In a city that worships wealth, it’s not easy to be on the bottom of the income ladder, or even close to the bottom. Home-health aides, retail workers, security guards, day-care providers, dishwashers, cashiers, couriers, nannies, stock clerks—these are among the poorest-paid professions in the city. The story of the city’s changing economy is well known: In recent decades, the number of manufacturing jobs has shrunk, and the service industry has expanded, so while it’s possible to find a job without a college degree, it’s hard to find one that pays a livable wage.

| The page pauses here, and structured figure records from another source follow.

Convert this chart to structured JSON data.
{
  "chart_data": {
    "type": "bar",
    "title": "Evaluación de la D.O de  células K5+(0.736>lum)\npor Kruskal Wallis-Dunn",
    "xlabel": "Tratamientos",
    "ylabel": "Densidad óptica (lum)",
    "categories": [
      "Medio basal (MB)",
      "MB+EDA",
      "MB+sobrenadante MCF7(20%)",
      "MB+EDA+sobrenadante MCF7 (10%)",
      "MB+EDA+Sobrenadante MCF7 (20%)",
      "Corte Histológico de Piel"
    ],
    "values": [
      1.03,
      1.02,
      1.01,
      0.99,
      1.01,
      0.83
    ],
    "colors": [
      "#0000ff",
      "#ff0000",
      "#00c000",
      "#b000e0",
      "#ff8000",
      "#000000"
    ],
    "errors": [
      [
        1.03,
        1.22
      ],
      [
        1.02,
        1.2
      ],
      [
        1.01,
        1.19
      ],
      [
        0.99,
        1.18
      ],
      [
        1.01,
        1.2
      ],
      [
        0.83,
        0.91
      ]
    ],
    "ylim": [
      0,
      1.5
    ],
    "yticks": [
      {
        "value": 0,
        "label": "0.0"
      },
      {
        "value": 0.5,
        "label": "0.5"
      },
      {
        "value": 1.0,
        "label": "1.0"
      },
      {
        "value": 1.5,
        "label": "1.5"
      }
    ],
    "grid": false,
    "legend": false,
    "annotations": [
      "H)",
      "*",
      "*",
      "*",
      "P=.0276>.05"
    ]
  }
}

These days, 20 percent of the city—one of every five New Yorkers—lives below the poverty line. Robert makes about $20,000 a year, which puts him above this threshold. (For a single adult living alone, the poverty line is $10,160; for an adult with two kids, it’s $15,735.) But even a family that manages to stay just above the poverty line is undeniably poor, especially in New York City, where this yardstick for poverty is laughably low. The federal poverty line does not take into account an area’s cost of living; it’s set at the same level for rural Oklahoma as it is for Manhattan.
As Robert makes his rounds at work, he’s surrounded by people who earn more than he does. It’s not just the politicians and government workers filing in and out of the Municipal Building or the lawyers heading into State Supreme Court, it’s other officers, too—those in the NYPD, of course, as well as the guys in the tan uniforms outside the Immigration office. They’re security guards, but since they work for a federal agency, they have to be paid at least $13.99 an hour. Even the janitors who clean the Municipal Building make $13.51 an hour—35 percent more than Robert earns.
Statistics don’t begin to convey what it feels like to hover near the bottom of the city’s economic ladder. It’s about feeling invisible, forgotten, and utterly replaceable. It’s about walking past restaurants you can never afford to go to, passing by stores with clothes you’ll never be able to buy, and, in Robert’s case, riding the 6 train home, passing beneath one of the wealthiest neighborhoods in the nation, perhaps seated in the same car with a woman whose wedding ring cost more than his annual salary.
Every week, Robert thinks about leaving the city, moving somewhere upstate where life is less expensive. As Robert puts it, “To be in New York, you have to be a doctor, a lawyer, a politician, a celebrity. The lower and working class are out of the picture. If you don’t fall into one of these categories, New York is not the place for you.”
Robert gets paid every two weeks, and on this Friday, his paycheck after taxes totaled $676. He couldn’t afford to wait for the check to clear in his bank account, so he stopped by a check-cashing place and paid a fee of $11. After work, he went to a horror movie in the East Village. Going to the movies was his favorite way to treat himself, though he couldn’t afford to go often. The ticket, plus a hot dog and soda, cost $19. After five days of waking up at 4 A.M., he was so exhausted that he fell asleep in the theater.
Over the weekend, Robert took care of his most urgent expenses first. He gave $200 to the mother of his children, $40 to his father, and $62 to the cell-phone company. To replenish his worn-out wardrobe, he spent nearly $150, buying four shirts and two pairs of jeans at Conway and a pair of boots at Payless. For food, he stopped at the 99-cent store on the corner and picked up his usual meals: Ramen noodles (five packs for 99 cents). He bought a $10 MetroCard, and he paid back two co-workers—he’d borrowed $15 from one and $5 from another.
By Monday, Robert had only $150 left and eleven days to go until the next payday. On other Mondays after payday, he’d been in worse shape, down to $100. His plan, as always, was to hold on to as much of his money for as long as possible.
Some pay periods, when he felt slightly more flush, Robert tried to tackle his debt. He had stopped using his two credit cards a while ago, but he still owed $4,331.03 on one card and $395.92 on the other. The cards were so old he couldn’t remember everything he’d bought with them. He did try to pay them off every now and then—he’d paid $12 toward the larger debt last month—but because of late fees and interest rates, the amounts on the cards kept growing.